Reporter Ben Markus: To face the death penalty, simple premeditated murder is not enough. There has to be something extra -- something that makes the crime particularly vile. In legal terms it’s called an aggravating factor.
Sam Kamin: There are, as I said, 17 of them, they range from killing multiple people in one episode, killing multiple people in repeated episodes...
Reporter: Sam Kamin is a law professor at DU.
Kamin:…the killing is done in a particularly cruel, heinous way. Things like that.
Reporter: Colorado has added a lot of these aggravating factors over the years. So many, in fact, that in the decades-worth of first degree murders Kamin studied, more than 90-percent would have qualified for the death penalty. Study co-author, DU Law Professor Justin Marceau, says that’s not what the US Supreme Court had in mind when it upheld the death penalty back in the ‘70’s.
Justin Marceau: It was constitutional in limited circumstances, it was constitutional when we were able to sort out the worst of the worst when we're able to figure out that not all murders could be sentenced to death, but just the ones that are really bad.
Reporter: Not only that, but the study found Colorado prosecutors only pursued the death penalty, all the way to sentencing, in 1-percent of cases. Marceau says the US Supreme Court has ruled that’s also unconstitutional.
Marceau: And so it was this idea that we don’t trust a system that is as arbitrary as a lightning strike. You never know when it’s going to hit.
Reporter: Defense attorney David Lane agrees. He commissioned the study on behalf of a client he’s trying to keep off death row.
David Lane: This is to stop a death penalty trial that is currently scheduled to go in February for Edward Montour. We have said judge: ‘you’ve got to strike the death penalty because it’s unconstitutional."
Reporter: Montour is on death row for killing a prison guard while serving a life sentence for killing his infant daughter. Not everyone is buying the study’s conclusions.
Craig Silverman: I thought it was a pretty ridiculous attack by people who are opposed to capital punishment.
Reporter: Craig Silverman was Chief Deputy District Attorney in Denver for 16 years.
Silverman: Their argument is: you should have sought the death penalty more. Look at all these people who escaped, and therefore it’s not fair to the clients of ours that you went after.
Reporter: He says if anything this study proves that prosecutors have shown great discretion in pursuing death penalty cases. They consult the victim’s families and consider the huge price tag of multiple appeals … as well as the nature of the crime. He says take Sir Mario Owens for instance, one of Colorado’s three death row inmates. He killed an eyewitness set to testify against him in another murder trial.
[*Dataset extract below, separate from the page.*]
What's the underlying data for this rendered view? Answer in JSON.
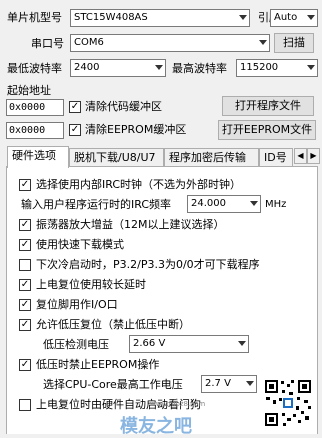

Silverman: You can’t tolerate that in a civilized society, that is worse than other murders -- it’s a crime against the judicial system.
Reporter: Attorney David Lane doesn’t deny that’s a heinous crime -- the problem is a lack of consistency.
Lane: I can point to 50 heinous and atrocious murders where they didn’t seek the death penalty.
Reporter: So how did we get here? Where nearly all Colorado murders qualify for the death penalty? Lane says over the years as heinous crimes surfaced lawmakers simply added more and more instances where the death penalty could be sought. So one fix for the system would be if the legislature voted to strike some of Colorado’s 17 aggravating factors. For his part, Lane is not offering suggestions.
Lane: So I’m not here to fix a broken system, and teach the legislature how to go about fixing their death machine, so you’re asking the wrong guy that question.
Reporter: If the judge in Montour’s case rules the death penalty is unconstitutional, then other death row inmates could also have their sentences reduced to life without parole. But either way, Lane thinks the US Supreme Court will eventually decide the fate of Colorado’s death penalty.